Wadajir, Mogadishu, Somalia

Wadajir, Mogadishu, Somalia

“This is a normal ongoing operation, joint policing operation around the town of Mogadishu. So what happened is when we decided to come to that target, some militia targeted at AMISOM troops,” he said.

The ex-warlord, also known as Ahmed Da’i, told VOA's Somali service the clashes began when government forces attacked his home before dawn.

The raid and security operation is thought to be part of the Somali government's recent efforts to seize weapons belonging to former warlords, politicians and businessmen, with the goal of ending the chronic armed conflict and assassinations in the capital.

At least four members of parliament have been killed in the last four months, among them the well-known Somali singer and lawmaker Saado Ali.
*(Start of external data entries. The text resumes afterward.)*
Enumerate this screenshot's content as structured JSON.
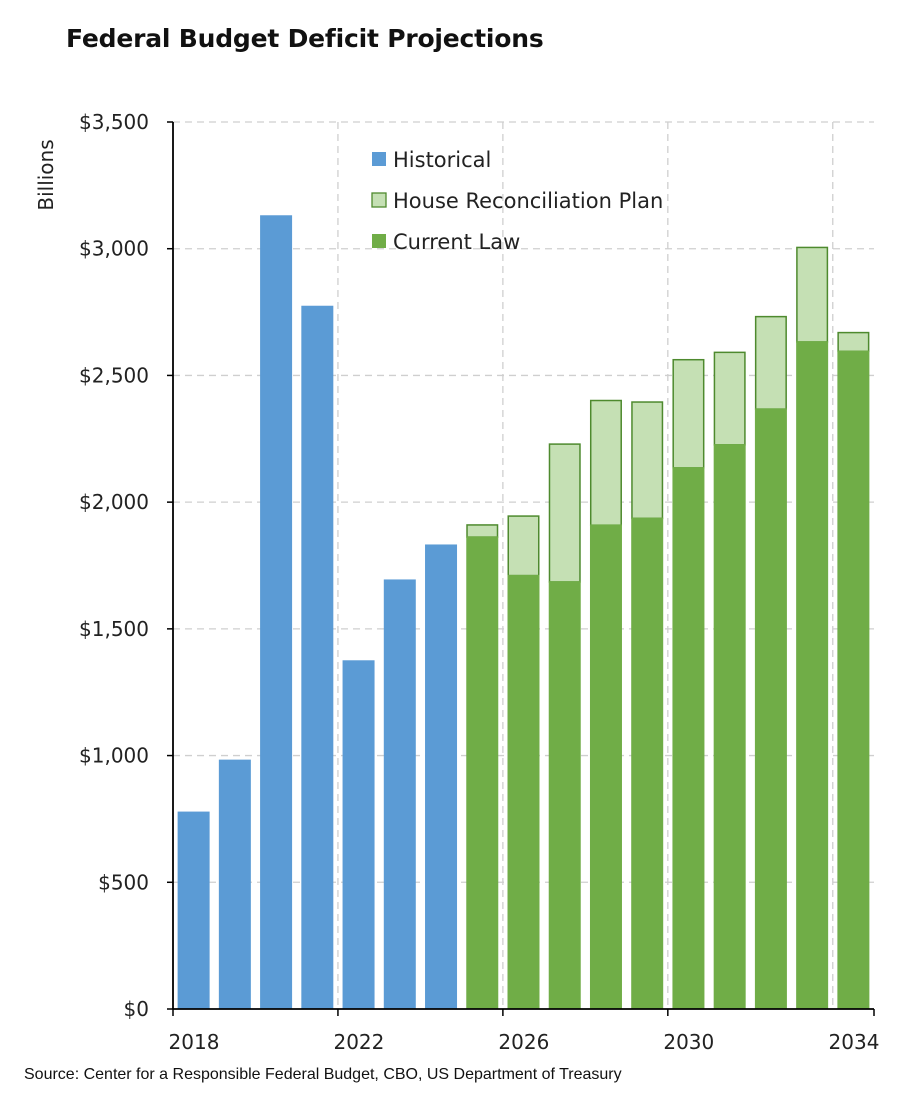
{
  "chart_data": {
    "type": "bar",
    "title": "Federal Budget Deficit Projections",
    "ylabel": "Billions",
    "ylim": [
      0,
      3500
    ],
    "yticks": [
      0,
      500,
      1000,
      1500,
      2000,
      2500,
      3000,
      3500
    ],
    "ytick_labels": [
      "$0",
      "$500",
      "$1,000",
      "$1,500",
      "$2,000",
      "$2,500",
      "$3,000",
      "$3,500"
    ],
    "categories": [
      2018,
      2019,
      2020,
      2021,
      2022,
      2023,
      2024,
      2025,
      2026,
      2027,
      2028,
      2029,
      2030,
      2031,
      2032,
      2033,
      2034
    ],
    "xtick_labels": [
      "2018",
      "2022",
      "2026",
      "2030",
      "2034"
    ],
    "xtick_years": [
      2018,
      2022,
      2026,
      2030,
      2034
    ],
    "grid": true,
    "legend_position": "top-center",
    "series": [
      {
        "name": "Historical",
        "color": "#5B9BD5",
        "values": [
          779,
          984,
          3132,
          2775,
          1376,
          1695,
          1833,
          null,
          null,
          null,
          null,
          null,
          null,
          null,
          null,
          null,
          null
        ]
      },
      {
        "name": "Current Law",
        "color": "#70AD47",
        "values": [
          null,
          null,
          null,
          null,
          null,
          null,
          null,
          1865,
          1713,
          1688,
          1912,
          1939,
          2138,
          2229,
          2370,
          2635,
          2598
        ]
      },
      {
        "name": "House Reconciliation Plan",
        "color": "#C5E0B4",
        "edge": "#4E8A2E",
        "values": [
          null,
          null,
          null,
          null,
          null,
          null,
          null,
          1913,
          1948,
          2232,
          2404,
          2398,
          2565,
          2594,
          2735,
          3008,
          2672
        ]
      }
    ],
    "legend": [
      "Historical",
      "House Reconciliation Plan",
      "Current Law"
    ],
    "source": "Source: Center for a Responsible Federal Budget, CBO, US Department of Treasury"
  }
}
Militant group al-Shabab has claimed responsibility for most of the attacks, but there has been growing fear that some of these killings are the work of militias manning checkpoints and gun depots scattered across the capital.

Security analysts say the effort to seize weapons from warlords and militias is important if the central government is to bring peace and stability to the heavily armed city.

Colonel Hamud says Ahmed Da’i's fighters were overpowered Friday.

“The situation is calm," he said. "We have arrested some of those militias. We are controlling the situation and we have seized many ammunitions and weapons in that area. We also caught some people and they are going to be investigated by Somali security forces.”

Mogadishu, like Somalia, has endured more than 20 years of chaos and violence since warlords toppled the government in 1991. The current U.N.-backed government has lasted two years, longer than any other government during that time.